138. In The Passionate Pilgrim, 1599, this sonnet was printed with variations from the present text in eight of its lines. In general, the present version seems the better one and probably represents Shakespeare's revision of the poem published ten years before the collected sonnets appeared.

141. 9. five wits. Common sense, imagination, fancy, estimation, memory.

144. This sonnet appeared in The Passionate Pilgrim, 1599, with some unimportant changes in text. (Cf. note on sonnet 138.) Drayton's sonnet, 'An evil spirit, your beauty, haunts me still,' published also in 1599, has certain resemblances to this sonnet. That Drayton took a hint from Shakespeare seems more probable than that Shakespeare was indebted to Drayton.

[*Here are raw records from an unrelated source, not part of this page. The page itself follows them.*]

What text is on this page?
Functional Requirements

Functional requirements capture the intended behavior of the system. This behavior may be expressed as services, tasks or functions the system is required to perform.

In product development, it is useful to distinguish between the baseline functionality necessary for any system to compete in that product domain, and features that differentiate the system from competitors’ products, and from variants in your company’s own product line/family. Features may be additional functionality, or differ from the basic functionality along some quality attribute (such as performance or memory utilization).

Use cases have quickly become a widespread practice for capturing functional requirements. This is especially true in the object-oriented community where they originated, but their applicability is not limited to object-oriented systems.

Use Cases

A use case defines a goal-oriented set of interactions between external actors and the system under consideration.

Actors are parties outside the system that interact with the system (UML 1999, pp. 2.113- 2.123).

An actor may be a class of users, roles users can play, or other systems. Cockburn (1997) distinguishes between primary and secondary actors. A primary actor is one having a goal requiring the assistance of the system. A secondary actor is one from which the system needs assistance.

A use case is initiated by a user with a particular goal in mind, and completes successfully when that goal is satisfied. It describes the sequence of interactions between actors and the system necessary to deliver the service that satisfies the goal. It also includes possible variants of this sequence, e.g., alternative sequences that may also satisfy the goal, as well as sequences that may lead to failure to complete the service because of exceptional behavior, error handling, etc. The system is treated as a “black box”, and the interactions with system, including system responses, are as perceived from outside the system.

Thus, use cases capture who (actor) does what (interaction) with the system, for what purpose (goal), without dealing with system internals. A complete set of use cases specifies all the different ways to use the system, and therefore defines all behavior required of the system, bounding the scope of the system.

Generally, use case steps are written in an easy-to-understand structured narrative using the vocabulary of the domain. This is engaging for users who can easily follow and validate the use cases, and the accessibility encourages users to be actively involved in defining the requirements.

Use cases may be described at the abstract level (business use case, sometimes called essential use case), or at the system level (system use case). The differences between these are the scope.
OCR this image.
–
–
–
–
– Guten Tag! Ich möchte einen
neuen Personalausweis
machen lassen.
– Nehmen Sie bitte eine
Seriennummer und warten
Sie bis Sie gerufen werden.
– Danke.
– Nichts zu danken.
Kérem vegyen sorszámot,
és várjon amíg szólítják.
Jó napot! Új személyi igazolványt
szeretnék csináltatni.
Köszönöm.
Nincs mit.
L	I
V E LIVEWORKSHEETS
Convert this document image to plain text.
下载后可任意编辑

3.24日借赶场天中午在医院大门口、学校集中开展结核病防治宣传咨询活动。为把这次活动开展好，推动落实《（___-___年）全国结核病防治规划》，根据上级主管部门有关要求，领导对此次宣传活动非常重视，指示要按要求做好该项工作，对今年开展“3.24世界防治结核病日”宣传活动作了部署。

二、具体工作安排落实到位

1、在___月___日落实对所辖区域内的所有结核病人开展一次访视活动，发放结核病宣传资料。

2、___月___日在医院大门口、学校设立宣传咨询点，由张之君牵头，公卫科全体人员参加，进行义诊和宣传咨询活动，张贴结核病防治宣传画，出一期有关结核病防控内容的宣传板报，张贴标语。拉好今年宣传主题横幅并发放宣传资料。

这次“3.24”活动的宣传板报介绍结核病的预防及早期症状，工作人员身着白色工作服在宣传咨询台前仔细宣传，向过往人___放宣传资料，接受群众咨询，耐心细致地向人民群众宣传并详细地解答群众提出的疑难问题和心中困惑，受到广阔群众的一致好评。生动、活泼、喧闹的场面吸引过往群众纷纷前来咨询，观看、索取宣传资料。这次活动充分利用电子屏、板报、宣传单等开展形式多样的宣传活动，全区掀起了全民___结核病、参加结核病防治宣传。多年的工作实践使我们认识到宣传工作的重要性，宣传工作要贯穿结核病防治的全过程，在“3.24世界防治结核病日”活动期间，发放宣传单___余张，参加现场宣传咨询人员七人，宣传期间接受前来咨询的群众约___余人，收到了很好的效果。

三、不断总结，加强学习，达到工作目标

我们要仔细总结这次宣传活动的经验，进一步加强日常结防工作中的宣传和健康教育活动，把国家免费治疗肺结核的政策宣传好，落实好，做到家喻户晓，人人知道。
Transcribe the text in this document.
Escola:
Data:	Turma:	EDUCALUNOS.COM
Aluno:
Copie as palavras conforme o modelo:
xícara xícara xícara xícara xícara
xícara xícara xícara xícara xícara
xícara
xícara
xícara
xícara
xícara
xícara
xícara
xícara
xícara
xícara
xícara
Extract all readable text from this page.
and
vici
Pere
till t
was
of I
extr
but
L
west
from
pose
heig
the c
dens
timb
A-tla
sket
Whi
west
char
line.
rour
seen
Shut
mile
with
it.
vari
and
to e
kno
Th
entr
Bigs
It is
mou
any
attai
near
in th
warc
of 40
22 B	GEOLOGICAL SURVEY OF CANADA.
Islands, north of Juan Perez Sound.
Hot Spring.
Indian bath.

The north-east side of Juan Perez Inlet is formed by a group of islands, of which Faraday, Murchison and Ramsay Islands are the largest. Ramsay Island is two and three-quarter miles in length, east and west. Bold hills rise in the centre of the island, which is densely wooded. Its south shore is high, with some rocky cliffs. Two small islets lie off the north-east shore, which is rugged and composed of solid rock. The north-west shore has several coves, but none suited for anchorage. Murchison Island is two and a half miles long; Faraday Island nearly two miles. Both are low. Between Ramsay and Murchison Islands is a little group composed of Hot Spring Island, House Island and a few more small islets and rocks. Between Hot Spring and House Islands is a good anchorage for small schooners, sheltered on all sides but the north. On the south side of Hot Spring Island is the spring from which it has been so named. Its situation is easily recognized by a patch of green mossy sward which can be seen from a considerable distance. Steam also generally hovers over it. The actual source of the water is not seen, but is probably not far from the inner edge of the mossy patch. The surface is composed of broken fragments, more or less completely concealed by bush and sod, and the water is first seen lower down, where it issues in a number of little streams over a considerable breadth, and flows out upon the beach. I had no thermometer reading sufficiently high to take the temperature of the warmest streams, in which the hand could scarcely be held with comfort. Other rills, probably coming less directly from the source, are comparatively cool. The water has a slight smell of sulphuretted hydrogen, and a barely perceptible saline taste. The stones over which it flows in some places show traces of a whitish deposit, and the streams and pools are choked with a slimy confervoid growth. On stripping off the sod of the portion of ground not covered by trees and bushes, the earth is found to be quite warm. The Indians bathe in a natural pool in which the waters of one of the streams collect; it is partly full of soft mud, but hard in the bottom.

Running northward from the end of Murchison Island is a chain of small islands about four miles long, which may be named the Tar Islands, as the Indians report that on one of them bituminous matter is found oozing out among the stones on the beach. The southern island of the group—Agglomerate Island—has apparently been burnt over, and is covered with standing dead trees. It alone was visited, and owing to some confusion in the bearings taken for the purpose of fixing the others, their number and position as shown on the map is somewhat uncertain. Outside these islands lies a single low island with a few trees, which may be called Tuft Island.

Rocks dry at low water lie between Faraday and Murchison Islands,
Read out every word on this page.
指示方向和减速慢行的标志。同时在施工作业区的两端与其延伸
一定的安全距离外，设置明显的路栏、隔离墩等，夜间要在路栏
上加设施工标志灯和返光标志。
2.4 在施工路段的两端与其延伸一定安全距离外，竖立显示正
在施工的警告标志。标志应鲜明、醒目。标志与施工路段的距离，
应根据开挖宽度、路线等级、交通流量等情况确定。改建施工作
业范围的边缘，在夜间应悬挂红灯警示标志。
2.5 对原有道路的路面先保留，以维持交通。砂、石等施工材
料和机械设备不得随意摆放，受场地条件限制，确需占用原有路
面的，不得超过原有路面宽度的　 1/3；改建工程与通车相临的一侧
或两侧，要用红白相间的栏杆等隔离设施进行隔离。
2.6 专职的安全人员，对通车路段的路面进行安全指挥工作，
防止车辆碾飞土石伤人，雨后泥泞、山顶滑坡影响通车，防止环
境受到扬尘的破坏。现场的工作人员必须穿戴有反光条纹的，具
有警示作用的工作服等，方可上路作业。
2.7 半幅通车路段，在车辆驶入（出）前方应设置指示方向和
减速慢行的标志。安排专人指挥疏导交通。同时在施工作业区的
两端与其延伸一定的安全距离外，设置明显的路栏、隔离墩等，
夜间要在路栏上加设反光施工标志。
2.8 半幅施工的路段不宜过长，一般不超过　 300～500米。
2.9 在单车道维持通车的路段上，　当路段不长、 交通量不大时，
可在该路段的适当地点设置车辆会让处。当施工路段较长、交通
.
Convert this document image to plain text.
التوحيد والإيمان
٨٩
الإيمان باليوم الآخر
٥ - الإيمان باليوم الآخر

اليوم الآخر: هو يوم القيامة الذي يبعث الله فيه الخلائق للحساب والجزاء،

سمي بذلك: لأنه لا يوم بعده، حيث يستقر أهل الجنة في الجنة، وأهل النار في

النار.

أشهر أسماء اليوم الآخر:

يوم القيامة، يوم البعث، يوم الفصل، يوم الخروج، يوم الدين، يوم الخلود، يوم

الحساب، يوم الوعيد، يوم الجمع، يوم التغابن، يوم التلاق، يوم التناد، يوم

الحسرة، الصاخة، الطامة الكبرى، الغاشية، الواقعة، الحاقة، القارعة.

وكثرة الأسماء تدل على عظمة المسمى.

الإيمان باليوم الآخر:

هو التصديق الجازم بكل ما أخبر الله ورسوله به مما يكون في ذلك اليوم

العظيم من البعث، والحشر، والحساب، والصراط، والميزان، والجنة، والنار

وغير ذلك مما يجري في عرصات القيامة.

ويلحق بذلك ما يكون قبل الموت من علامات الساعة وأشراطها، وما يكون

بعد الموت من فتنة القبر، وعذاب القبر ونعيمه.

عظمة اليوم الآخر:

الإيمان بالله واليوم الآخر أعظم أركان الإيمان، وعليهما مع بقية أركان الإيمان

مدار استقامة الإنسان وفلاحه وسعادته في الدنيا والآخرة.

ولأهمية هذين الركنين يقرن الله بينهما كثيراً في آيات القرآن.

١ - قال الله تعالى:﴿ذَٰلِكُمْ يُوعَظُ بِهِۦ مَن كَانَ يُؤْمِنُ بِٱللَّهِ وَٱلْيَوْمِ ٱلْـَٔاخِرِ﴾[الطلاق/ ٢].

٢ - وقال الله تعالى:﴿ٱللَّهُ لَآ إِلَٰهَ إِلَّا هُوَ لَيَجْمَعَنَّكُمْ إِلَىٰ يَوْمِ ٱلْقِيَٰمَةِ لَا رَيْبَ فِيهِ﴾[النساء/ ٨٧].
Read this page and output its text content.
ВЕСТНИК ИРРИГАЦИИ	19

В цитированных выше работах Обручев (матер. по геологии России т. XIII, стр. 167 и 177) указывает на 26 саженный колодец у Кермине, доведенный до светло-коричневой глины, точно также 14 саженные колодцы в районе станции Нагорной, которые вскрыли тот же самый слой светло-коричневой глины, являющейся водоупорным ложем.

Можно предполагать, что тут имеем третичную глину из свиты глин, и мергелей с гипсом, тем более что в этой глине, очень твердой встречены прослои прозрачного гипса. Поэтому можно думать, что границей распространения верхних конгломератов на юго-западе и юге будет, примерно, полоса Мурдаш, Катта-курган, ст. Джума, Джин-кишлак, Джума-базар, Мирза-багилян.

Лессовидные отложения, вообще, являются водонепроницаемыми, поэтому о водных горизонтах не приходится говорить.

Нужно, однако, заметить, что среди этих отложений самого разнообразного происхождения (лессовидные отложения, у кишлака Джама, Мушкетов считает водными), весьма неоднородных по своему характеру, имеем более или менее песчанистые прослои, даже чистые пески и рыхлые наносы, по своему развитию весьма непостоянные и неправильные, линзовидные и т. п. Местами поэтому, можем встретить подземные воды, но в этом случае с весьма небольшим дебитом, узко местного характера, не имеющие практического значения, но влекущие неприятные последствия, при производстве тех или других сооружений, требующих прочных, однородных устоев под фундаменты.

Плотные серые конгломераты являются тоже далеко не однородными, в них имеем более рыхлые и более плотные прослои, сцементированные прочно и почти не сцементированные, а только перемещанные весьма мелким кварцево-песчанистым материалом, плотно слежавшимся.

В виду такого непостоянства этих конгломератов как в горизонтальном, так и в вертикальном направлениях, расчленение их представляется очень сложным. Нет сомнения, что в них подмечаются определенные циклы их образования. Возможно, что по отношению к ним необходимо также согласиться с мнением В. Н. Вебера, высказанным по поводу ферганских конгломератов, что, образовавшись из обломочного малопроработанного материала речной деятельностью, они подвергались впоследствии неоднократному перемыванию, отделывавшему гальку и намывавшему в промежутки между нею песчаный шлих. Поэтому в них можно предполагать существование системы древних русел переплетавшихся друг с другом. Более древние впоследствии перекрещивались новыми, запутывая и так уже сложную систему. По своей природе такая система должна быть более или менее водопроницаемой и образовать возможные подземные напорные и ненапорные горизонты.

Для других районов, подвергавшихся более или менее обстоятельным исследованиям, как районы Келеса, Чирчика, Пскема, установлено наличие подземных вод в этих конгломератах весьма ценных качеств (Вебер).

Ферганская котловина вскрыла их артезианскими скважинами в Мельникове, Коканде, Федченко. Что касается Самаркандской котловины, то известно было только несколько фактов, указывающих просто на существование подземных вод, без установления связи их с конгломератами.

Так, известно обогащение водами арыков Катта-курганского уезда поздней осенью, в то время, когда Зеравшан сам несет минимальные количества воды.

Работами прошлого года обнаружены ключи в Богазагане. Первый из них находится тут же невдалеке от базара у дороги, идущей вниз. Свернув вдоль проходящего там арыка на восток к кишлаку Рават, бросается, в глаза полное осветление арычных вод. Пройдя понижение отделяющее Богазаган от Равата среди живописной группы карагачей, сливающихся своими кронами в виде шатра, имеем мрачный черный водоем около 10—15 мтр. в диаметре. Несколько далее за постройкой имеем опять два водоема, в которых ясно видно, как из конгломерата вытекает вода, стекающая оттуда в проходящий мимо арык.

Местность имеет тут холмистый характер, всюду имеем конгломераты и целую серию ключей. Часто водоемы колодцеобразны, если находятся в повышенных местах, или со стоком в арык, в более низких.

145. This sonnet seems out of place in this series on the 'female evil.' It is written in octosyllabics; and it depicts a woman quite different from that mistress, 'black in deeds,' whose baneful influence upon the poet has been described in the preceding sonnets.

146. 1, 2. Poor soul, the centre of my sinful earth, Fool'd by these rebel powers that thee array. In the Quarto, the second line of this couplet is misprinted 'My sinful earth these rebel powers that thee array.' In place of 'My sinful earth,' repeated from the first line, many readings have been proposed, such as: 'Foil'd by'; 'Slave of'; 'Thrall to'; 'Starved by.' The reading of this text is as plausible as any other.

153, 154. These two sonnets are alternative versions of an epigram by Marianus, a Byzantine writer of about the fifth century A. D. There were sixteenth-century translations of this epigram both in Latin and in Italian; in Giles Fletcher's Licia, 1593, there is another very free adaptation of it.